Traduction par Louis Postif.
Hachette (p. 123-133).

CHAPITRE XIV

SUR LES BANCS D’HUITRES

Les deux jeunes gens avaient perdu toute notion du temps et du monde. Ils furent brusquement tirés de leur sommeil par la voix rauque de Pete-le-Français.

« Debout, là-dedans ! Et en route ! braillait-il. Toi, Joë, ici ! Largue les garcettes. Et toi, Kid, le foc ! »

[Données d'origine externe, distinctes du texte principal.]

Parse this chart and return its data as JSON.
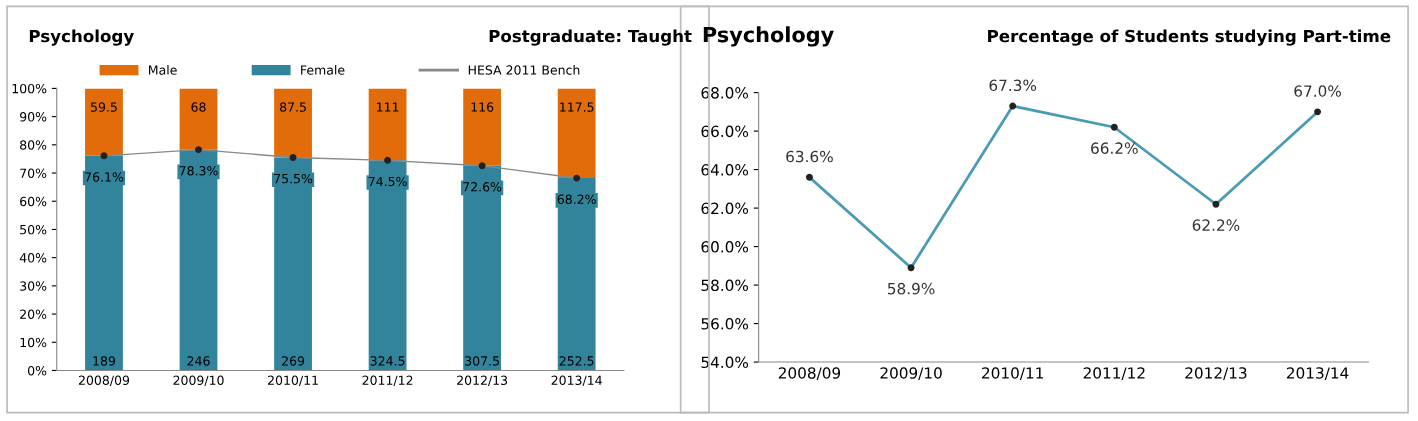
{
  "chart_data": [
    {
      "type": "bar",
      "title": "Psychology",
      "subtitle": "Postgraduate: Taught",
      "stacked": true,
      "categories": [
        "2008/09",
        "2009/10",
        "2010/11",
        "2011/12",
        "2012/13",
        "2013/14"
      ],
      "series": [
        {
          "name": "Female",
          "color": "#31849b",
          "values": [
            76.1,
            78.3,
            75.5,
            74.5,
            72.6,
            68.2
          ]
        },
        {
          "name": "Male",
          "color": "#e36c0a",
          "values": [
            23.9,
            21.7,
            24.5,
            25.5,
            27.4,
            31.8
          ]
        },
        {
          "name": "HESA 2011 Bench",
          "type": "line",
          "color": "#888888",
          "marker": "circle",
          "values": [
            76.1,
            78.3,
            75.5,
            74.5,
            72.6,
            68.2
          ],
          "value_labels": [
            "76.1%",
            "78.3%",
            "75.5%",
            "74.5%",
            "72.6%",
            "68.2%"
          ]
        }
      ],
      "ylim": [
        0,
        100
      ],
      "yticks": [
        {
          "value": 0,
          "label": "0%"
        },
        {
          "value": 10,
          "label": "10%"
        },
        {
          "value": 20,
          "label": "20%"
        },
        {
          "value": 30,
          "label": "30%"
        },
        {
          "value": 40,
          "label": "40%"
        },
        {
          "value": 50,
          "label": "50%"
        },
        {
          "value": 60,
          "label": "60%"
        },
        {
          "value": 70,
          "label": "70%"
        },
        {
          "value": 80,
          "label": "80%"
        },
        {
          "value": 90,
          "label": "90%"
        },
        {
          "value": 100,
          "label": "100%"
        }
      ],
      "annotations": [
        "189",
        "246",
        "269",
        "324.5",
        "307.5",
        "252.5",
        "59.5",
        "68",
        "87.5",
        "111",
        "116",
        "117.5"
      ],
      "legend": "top",
      "grid": false
    },
    {
      "type": "line",
      "title": "Psychology",
      "subtitle": "Percentage of Students studying Part-time",
      "categories": [
        "2008/09",
        "2009/10",
        "2010/11",
        "2011/12",
        "2012/13",
        "2013/14"
      ],
      "series": [
        {
          "color": "#4a9bb5",
          "values": [
            63.6,
            58.9,
            67.3,
            66.2,
            62.2,
            67.0
          ],
          "value_labels": [
            "63.6%",
            "58.9%",
            "67.3%",
            "66.2%",
            "62.2%",
            "67.0%"
          ]
        }
      ],
      "marker": "circle",
      "ylim": [
        54,
        68
      ],
      "yticks": [
        {
          "value": 54,
          "label": "54.0%"
        },
        {
          "value": 56,
          "label": "56.0%"
        },
        {
          "value": 58,
          "label": "58.0%"
        },
        {
          "value": 60,
          "label": "60.0%"
        },
        {
          "value": 62,
          "label": "62.0%"
        },
        {
          "value": 64,
          "label": "64.0%"
        },
        {
          "value": 66,
          "label": "66.0%"
        },
        {
          "value": 68,
          "label": "68.0%"
        }
      ],
      "grid": false
    }
  ]
}
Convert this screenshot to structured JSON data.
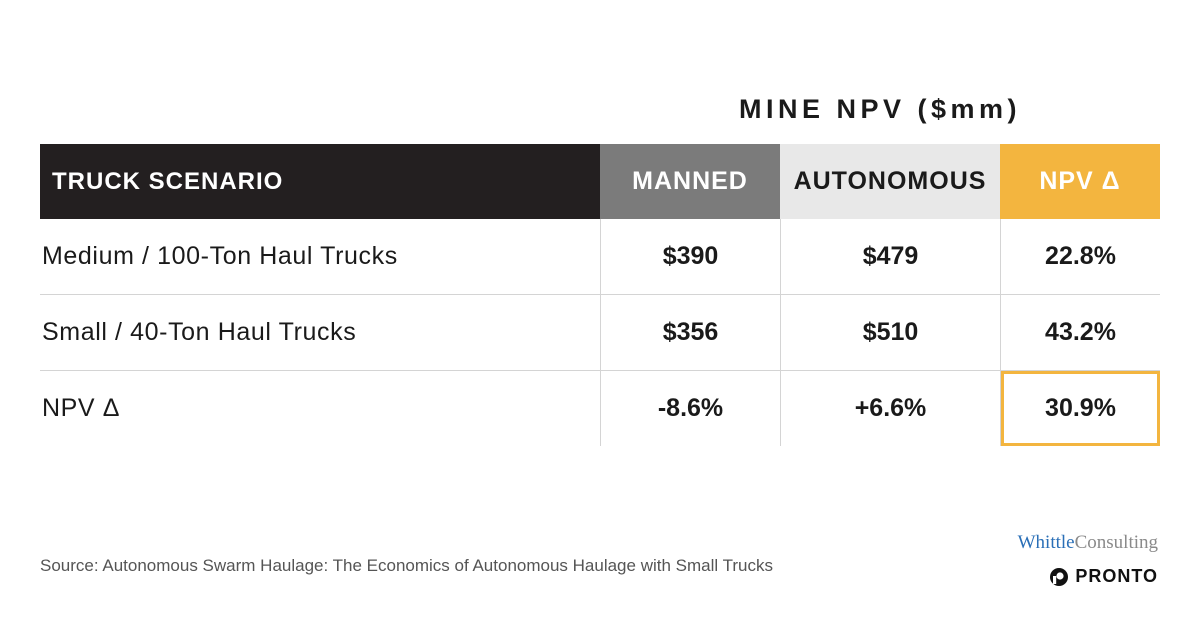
{
  "super_title": "MINE NPV ($mm)",
  "chart_data": {
    "type": "table",
    "title": "MINE NPV ($mm)",
    "columns": [
      "TRUCK SCENARIO",
      "MANNED",
      "AUTONOMOUS",
      "NPV Δ"
    ],
    "rows": [
      {
        "label": "Medium / 100-Ton Haul Trucks",
        "manned": "$390",
        "autonomous": "$479",
        "npv_delta": "22.8%"
      },
      {
        "label": "Small / 40-Ton Haul Trucks",
        "manned": "$356",
        "autonomous": "$510",
        "npv_delta": "43.2%"
      },
      {
        "label": "NPV Δ",
        "manned": "-8.6%",
        "autonomous": "+6.6%",
        "npv_delta": "30.9%"
      }
    ],
    "highlighted_cell": "30.9%"
  },
  "source": "Source: Autonomous Swarm Haulage: The Economics of Autonomous Haulage with Small Trucks",
  "logos": {
    "whittle_part1": "Whittle",
    "whittle_part2": "Consulting",
    "pronto": "PRONTO"
  },
  "colors": {
    "header_dark": "#231f20",
    "header_grey": "#7b7b7b",
    "header_light": "#e8e8e8",
    "accent_gold": "#f3b53f"
  }
}
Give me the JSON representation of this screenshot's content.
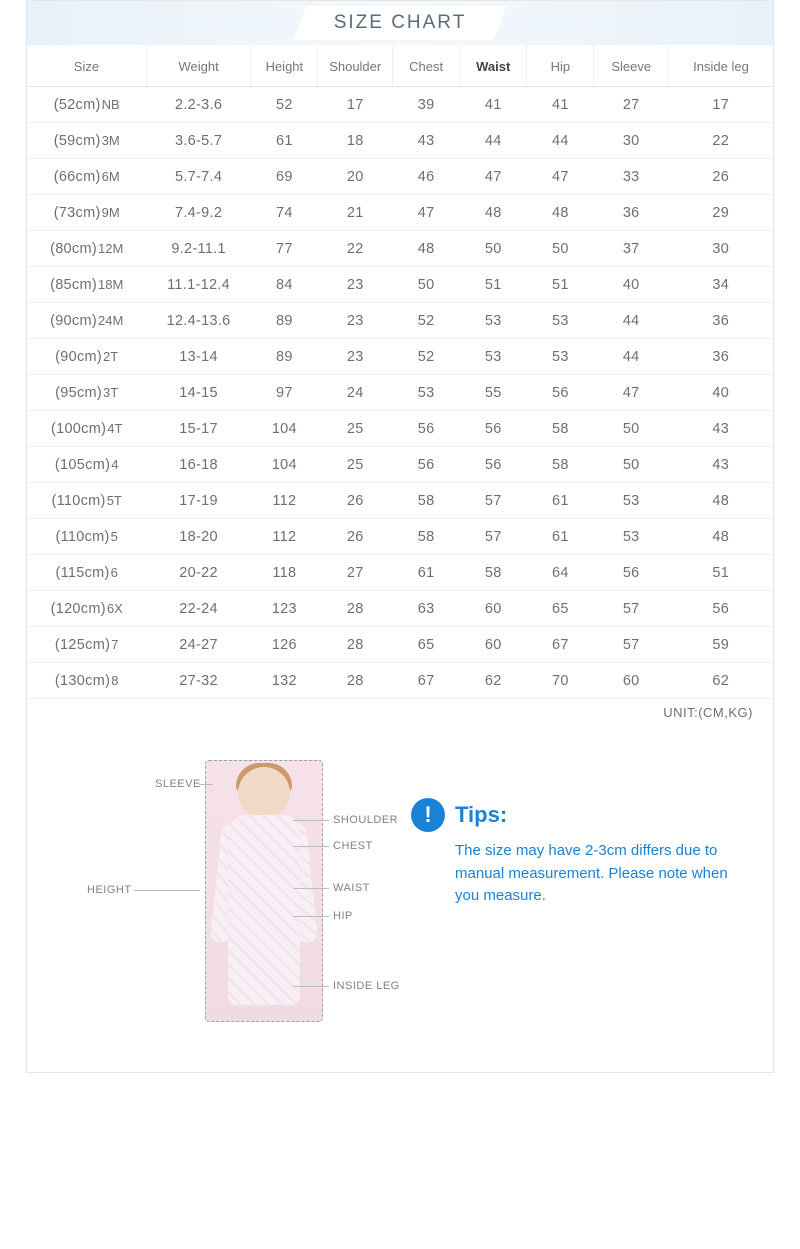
{
  "title": "SIZE CHART",
  "unit_label": "UNIT:(CM,KG)",
  "columns": [
    "Size",
    "Weight",
    "Height",
    "Shoulder",
    "Chest",
    "Waist",
    "Hip",
    "Sleeve",
    "Inside leg"
  ],
  "col_widths": [
    "16%",
    "14%",
    "9%",
    "10%",
    "9%",
    "9%",
    "9%",
    "10%",
    "14%"
  ],
  "waist_col_index": 5,
  "rows": [
    {
      "size_cm": "(52cm)",
      "size_lbl": "NB",
      "cells": [
        "2.2-3.6",
        "52",
        "17",
        "39",
        "41",
        "41",
        "27",
        "17"
      ]
    },
    {
      "size_cm": "(59cm)",
      "size_lbl": "3M",
      "cells": [
        "3.6-5.7",
        "61",
        "18",
        "43",
        "44",
        "44",
        "30",
        "22"
      ]
    },
    {
      "size_cm": "(66cm)",
      "size_lbl": "6M",
      "cells": [
        "5.7-7.4",
        "69",
        "20",
        "46",
        "47",
        "47",
        "33",
        "26"
      ]
    },
    {
      "size_cm": "(73cm)",
      "size_lbl": "9M",
      "cells": [
        "7.4-9.2",
        "74",
        "21",
        "47",
        "48",
        "48",
        "36",
        "29"
      ]
    },
    {
      "size_cm": "(80cm)",
      "size_lbl": "12M",
      "cells": [
        "9.2-11.1",
        "77",
        "22",
        "48",
        "50",
        "50",
        "37",
        "30"
      ]
    },
    {
      "size_cm": "(85cm)",
      "size_lbl": "18M",
      "cells": [
        "11.1-12.4",
        "84",
        "23",
        "50",
        "51",
        "51",
        "40",
        "34"
      ]
    },
    {
      "size_cm": "(90cm)",
      "size_lbl": "24M",
      "cells": [
        "12.4-13.6",
        "89",
        "23",
        "52",
        "53",
        "53",
        "44",
        "36"
      ]
    },
    {
      "size_cm": "(90cm)",
      "size_lbl": "2T",
      "cells": [
        "13-14",
        "89",
        "23",
        "52",
        "53",
        "53",
        "44",
        "36"
      ]
    },
    {
      "size_cm": "(95cm)",
      "size_lbl": "3T",
      "cells": [
        "14-15",
        "97",
        "24",
        "53",
        "55",
        "56",
        "47",
        "40"
      ]
    },
    {
      "size_cm": "(100cm)",
      "size_lbl": "4T",
      "cells": [
        "15-17",
        "104",
        "25",
        "56",
        "56",
        "58",
        "50",
        "43"
      ]
    },
    {
      "size_cm": "(105cm)",
      "size_lbl": "4",
      "cells": [
        "16-18",
        "104",
        "25",
        "56",
        "56",
        "58",
        "50",
        "43"
      ]
    },
    {
      "size_cm": "(110cm)",
      "size_lbl": "5T",
      "cells": [
        "17-19",
        "112",
        "26",
        "58",
        "57",
        "61",
        "53",
        "48"
      ]
    },
    {
      "size_cm": "(110cm)",
      "size_lbl": "5",
      "cells": [
        "18-20",
        "112",
        "26",
        "58",
        "57",
        "61",
        "53",
        "48"
      ]
    },
    {
      "size_cm": "(115cm)",
      "size_lbl": "6",
      "cells": [
        "20-22",
        "118",
        "27",
        "61",
        "58",
        "64",
        "56",
        "51"
      ]
    },
    {
      "size_cm": "(120cm)",
      "size_lbl": "6X",
      "cells": [
        "22-24",
        "123",
        "28",
        "63",
        "60",
        "65",
        "57",
        "56"
      ]
    },
    {
      "size_cm": "(125cm)",
      "size_lbl": "7",
      "cells": [
        "24-27",
        "126",
        "28",
        "65",
        "60",
        "67",
        "57",
        "59"
      ]
    },
    {
      "size_cm": "(130cm)",
      "size_lbl": "8",
      "cells": [
        "27-32",
        "132",
        "28",
        "67",
        "62",
        "70",
        "60",
        "62"
      ]
    }
  ],
  "diagram_labels": {
    "sleeve": "SLEEVE",
    "shoulder": "SHOULDER",
    "chest": "CHEST",
    "waist": "WAIST",
    "hip": "HIP",
    "inside_leg": "INSIDE LEG",
    "height": "HEIGHT"
  },
  "tips": {
    "title": "Tips:",
    "icon": "!",
    "body": "The size may have 2-3cm differs due to manual measurement. Please note when you measure."
  },
  "colors": {
    "border": "#e5e5e5",
    "header_bg_gradient": [
      "#e8f1f9",
      "#f3f8fc",
      "#e8f1f9"
    ],
    "text": "#6a7078",
    "accent": "#1a82d6"
  }
}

Ignorant le nom des agrès et davantage encore leur emplacement, Joë était maladroit dans l’obscurité ; cependant, il faisait depuis peu quelques progrès. Lorsqu’il eut jeté les garcettes dans le cockpit, le Français lui donna l’ordre de se rendre à l’avant pour aider à hisser la grand-voile. Après quoi l’ancre fut levée et le foc établi. Enfin ils lovèrent les drisses et remirent tout en ordre avant de retourner à l’arrière.

« Très bien, très bien, félicita Pete comme Joë enjambait la lisse du dehors. Splendide ! Tu feras un excellent marin. J’en réponds. »

Frisco Kid leva le couvercle d’un des placards du cockpit et interrogea Pete du regard.

« Bien sûr, répondit l’homme. Accroche les feux de côté. »

Frisco Kid emporta dans la cabine la lanterne rouge et la lanterne verte, alluma et remonta à l’avant accompagné de Joë, chargé de les suspendre dans le gréement.

« Je ne crois pas qu’ils oseront, dit Frisco Kid à voix basse.

— Qu’ils oseront quoi ?

— Faire le grand coup dont je te parlais tout à l’heure. Il y a si gros à risquer que Pete, je le suppose, craint de s’y lancer. Nelson-le-Rouge, lui, n’hésiterait pas une seconde… s’il savait exactement comment s’y prendre. Mais sans Pete, il ne peut rien faire.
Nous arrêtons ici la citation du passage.